Global perceptions have a local impact. An information society really does need clean information. That's as big a challenge in the current climate of hysteria and ignorance as it is for communities to relate to their own young people, and articulate their positive aspirations in the public square. Wycombe is one community getting together to build respect and understanding by taking on these challenges, and I was proud and delighted to be part of this launch.
Thursday, 8 November 2007
Praying for the peace of Jerusalem?
CCJ Middle East briefing at the House of Commons with Professor Shai Feldman, director of the Crown Center for Middle East Studies at Brandeis. Joke: CNN asked on the streets of Tel Aviv for a summary outlook. One word? “Good.” Two words? “Not Good!”Wikipedia’s List of middle East peace proposals since 1919, says “this list is incomplete. You can expand it.” But how? Looking ahead to the Annapolis Convention, what exactly could this be whenever it happens?
- The Crowning moment of a peace process? Lovely idea, but crowning what?
- An opportunity to negotiate, like Camp David? fine, but Bush ain’t no Carter or Clinton in this region, especially not post-Iraq. Post-Iraq?
- a Launching board for a new process phase, as the Madrid conference was? It could be, but will need careful timetabling and focus to reassure the parties they can move forward.
- Stabilization — West Bank settlement activity ends / Palestinians end violence. Great idea. All attempts so far to do this have failed...
- Road Map 2 — “provisional state building” / “Comprehensive armistice” Some kind of recognition thing would be a start.
- Negotiate permanent status agreement — ideal, but who’s really ready for this, and how?

- The cleansing of historical memory on all sides is fundamental. Competing narratives cannot be reconciled right now, not even on the level of “wie es eigentlich gewesen.” They have to be acknowledged for what they are, and how they impact the communities that hold them. Mental note to read the new edition of Benny Goodman’s analysis.
The good ol’ British Army Bloody Fool theory says the other lot are just like they are because they are who they are. Because everyone is, to a certain extent, a bloody fool, it explains everything. This thinking produces designer conflicts on the TV news, which the media just feed, like they used to in Northern Ireland. Stereotypes are not enough. Just say no. Progress will only come as people, including “us”, are willing to go the second mile, imaginatively, compassionately, and rationally. This means acknowledging provisionality but not losing hope. It means assessing people’s motives in terms of their basic needs and perceptions, and refusing to create simple goodies and baddies. When tempted to settle for “they just do it because they are...” just say no.

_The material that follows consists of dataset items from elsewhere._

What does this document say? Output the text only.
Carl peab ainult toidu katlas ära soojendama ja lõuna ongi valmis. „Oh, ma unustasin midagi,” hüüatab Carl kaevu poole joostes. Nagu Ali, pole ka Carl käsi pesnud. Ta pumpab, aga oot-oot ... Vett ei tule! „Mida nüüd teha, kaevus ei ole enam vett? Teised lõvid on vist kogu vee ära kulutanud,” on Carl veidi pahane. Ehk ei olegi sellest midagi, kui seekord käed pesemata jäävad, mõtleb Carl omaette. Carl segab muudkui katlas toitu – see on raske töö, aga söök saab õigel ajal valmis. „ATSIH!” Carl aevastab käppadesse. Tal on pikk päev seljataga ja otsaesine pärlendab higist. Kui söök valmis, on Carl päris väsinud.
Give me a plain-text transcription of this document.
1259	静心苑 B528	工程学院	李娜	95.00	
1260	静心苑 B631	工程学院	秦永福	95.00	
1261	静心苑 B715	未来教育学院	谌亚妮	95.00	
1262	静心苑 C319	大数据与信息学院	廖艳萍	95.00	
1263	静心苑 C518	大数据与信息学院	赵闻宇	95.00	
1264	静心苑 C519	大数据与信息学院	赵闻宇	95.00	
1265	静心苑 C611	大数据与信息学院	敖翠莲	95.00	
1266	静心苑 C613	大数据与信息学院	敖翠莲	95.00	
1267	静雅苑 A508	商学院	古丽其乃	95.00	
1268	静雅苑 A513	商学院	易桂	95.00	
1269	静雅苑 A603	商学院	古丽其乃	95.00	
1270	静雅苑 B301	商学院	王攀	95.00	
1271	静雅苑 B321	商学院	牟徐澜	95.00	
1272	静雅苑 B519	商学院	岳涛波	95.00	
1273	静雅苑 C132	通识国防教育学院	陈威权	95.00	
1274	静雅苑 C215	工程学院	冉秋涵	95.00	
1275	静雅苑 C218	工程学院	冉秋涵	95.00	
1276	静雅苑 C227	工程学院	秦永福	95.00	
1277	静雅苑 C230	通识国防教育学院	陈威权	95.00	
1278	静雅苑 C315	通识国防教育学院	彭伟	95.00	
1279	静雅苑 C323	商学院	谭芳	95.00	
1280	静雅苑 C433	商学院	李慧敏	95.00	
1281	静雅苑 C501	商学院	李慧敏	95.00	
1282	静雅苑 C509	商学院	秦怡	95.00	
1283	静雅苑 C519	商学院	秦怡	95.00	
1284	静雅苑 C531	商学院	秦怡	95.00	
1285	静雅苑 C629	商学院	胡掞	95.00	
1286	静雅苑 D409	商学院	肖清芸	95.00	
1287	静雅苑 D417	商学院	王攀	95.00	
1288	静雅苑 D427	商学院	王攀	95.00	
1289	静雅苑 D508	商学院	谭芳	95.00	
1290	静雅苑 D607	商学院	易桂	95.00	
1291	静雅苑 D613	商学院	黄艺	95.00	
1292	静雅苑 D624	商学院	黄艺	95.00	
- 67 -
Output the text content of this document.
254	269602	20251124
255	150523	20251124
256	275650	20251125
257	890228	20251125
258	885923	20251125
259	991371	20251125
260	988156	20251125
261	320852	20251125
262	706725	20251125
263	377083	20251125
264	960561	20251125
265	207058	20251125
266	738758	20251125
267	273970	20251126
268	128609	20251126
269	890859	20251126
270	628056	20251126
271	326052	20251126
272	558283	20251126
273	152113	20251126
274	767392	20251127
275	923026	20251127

The Scriptures picture a future that is God’s, and hold out hope. It's always necessary to be realistic about others’ motives and intentions, but all forms of cynicism, including crude instrumentalism, are not enough. Everybody has legitimate needs and aspirations. How could these fit together? Religious people have a special duty, and, theoretically, special resources to cherish and model respect, imagination, compassion and understanding. Religion that doesn't do these things is just licensed insanity.